Here at DIY Drones, I've been working with other amateurs to create open technology platforms to make it easier for more people to build their own UAVs (for aerial imagery, high-res Google Maps mashups, contests and other flying robot fun).
The good news is that there are a lot of programmers out there happy to donate their time and talent to helping these project along. The bad news is that each of them has their own favorite programming language, and it's up to the organizer (ie, me) to somehow weave them all together into something useful for newcomers. Which means that the job of crowdsourcing software development requires the organizer to become a Rosetta Stone of software styles, which is tough if you're not a hard core programmer yourself. And I very much am not.
Let me give you an example: Our UAVs are using software written by at least 10 programmers, each of whom has contributed something valuable. The problem is that the various elements are all in different languages: NXT-G, Lua, Visual Basic, Python, Stamp Basic, LabView, C, and Parallax's Spin (for the Propeller chip).
It's not surprising that volunteers want to use their own favorite programming languages, and because they're volunteers I'm in no position to tell them what language to use. If this were just an open source software project, I imagine we'd just be pulling from within a community of people using one language. But because our UAV projects cross so many disciplines--software engineering, hardware engineering, robotics, R/C planes, GPS hacking, aerial photography and Lego, to name just a few--it's a programming language Tower of Babel.

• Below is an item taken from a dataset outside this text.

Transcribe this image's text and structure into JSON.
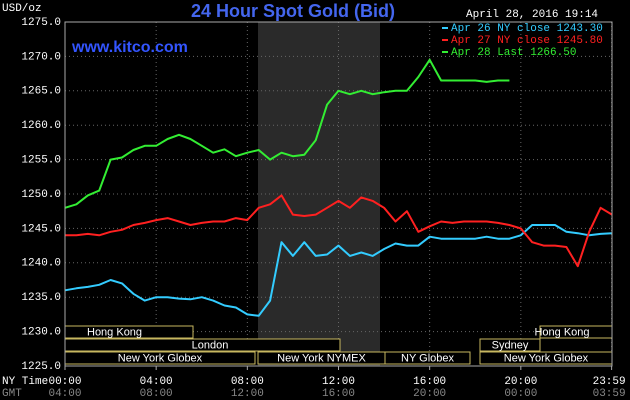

Right now I'm porting the NXT-G autopilot to Lua, so I can integrate it with the Blutooth GPS code. This is after having already ported it to LabView to get access to floating point math. I'd like to combine our Widows Mobile cellphone autopilot with the cool GPS-tagging and image-sending of the Pict'Earth team, but they're using Python on a Symbian-based Nokia N95 and our Windows Mobile code is VB.net. Meanwhile, I'm going to port our Stamp Basic autopilot to Spin, so we can use the more powerful Propeller chip, but to include gyros or accelerometers, I'll have to also port the open source inertial guidance software, which is written in C, to Spin.

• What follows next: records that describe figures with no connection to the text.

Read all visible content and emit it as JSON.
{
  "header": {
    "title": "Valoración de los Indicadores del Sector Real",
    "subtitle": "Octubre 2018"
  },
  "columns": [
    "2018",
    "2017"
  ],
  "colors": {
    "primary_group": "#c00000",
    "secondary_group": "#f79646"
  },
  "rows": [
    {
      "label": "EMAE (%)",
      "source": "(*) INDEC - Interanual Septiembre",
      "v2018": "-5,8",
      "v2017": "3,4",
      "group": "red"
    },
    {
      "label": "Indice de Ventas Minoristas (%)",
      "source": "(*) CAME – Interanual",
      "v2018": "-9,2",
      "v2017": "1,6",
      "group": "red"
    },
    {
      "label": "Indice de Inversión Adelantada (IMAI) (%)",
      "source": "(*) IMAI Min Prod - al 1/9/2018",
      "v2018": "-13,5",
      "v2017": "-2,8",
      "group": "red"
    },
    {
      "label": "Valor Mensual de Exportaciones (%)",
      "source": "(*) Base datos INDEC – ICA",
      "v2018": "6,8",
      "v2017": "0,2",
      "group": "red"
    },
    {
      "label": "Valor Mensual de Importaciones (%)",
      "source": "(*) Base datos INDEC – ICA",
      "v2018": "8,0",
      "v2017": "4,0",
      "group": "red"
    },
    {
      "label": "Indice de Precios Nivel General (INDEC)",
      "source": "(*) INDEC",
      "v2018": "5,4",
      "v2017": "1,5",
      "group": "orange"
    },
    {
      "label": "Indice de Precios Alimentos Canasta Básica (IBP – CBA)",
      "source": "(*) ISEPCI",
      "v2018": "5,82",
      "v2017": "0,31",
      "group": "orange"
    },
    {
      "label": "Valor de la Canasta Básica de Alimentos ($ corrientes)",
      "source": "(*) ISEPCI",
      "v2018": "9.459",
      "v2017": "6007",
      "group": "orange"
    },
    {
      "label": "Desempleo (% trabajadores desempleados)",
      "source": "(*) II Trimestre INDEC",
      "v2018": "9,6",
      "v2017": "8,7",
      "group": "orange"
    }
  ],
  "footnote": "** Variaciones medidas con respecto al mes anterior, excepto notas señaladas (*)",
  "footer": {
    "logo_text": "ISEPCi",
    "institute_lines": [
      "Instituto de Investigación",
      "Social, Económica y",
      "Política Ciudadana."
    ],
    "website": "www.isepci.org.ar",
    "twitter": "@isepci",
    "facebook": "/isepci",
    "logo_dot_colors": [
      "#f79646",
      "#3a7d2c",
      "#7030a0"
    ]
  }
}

And did I mention that I'm not a real programmer and the last language I was really comfortable in was Pascal, back in the 80s?
So that's the problem with herding an army of technology volunteers. Someone has to serve as the universal translator so that everyone's contribution works together. And that someone has to be a technology polymath, sufficiently fluent in all languages and dialects to be able to do that well. How many such people exist? Not enough.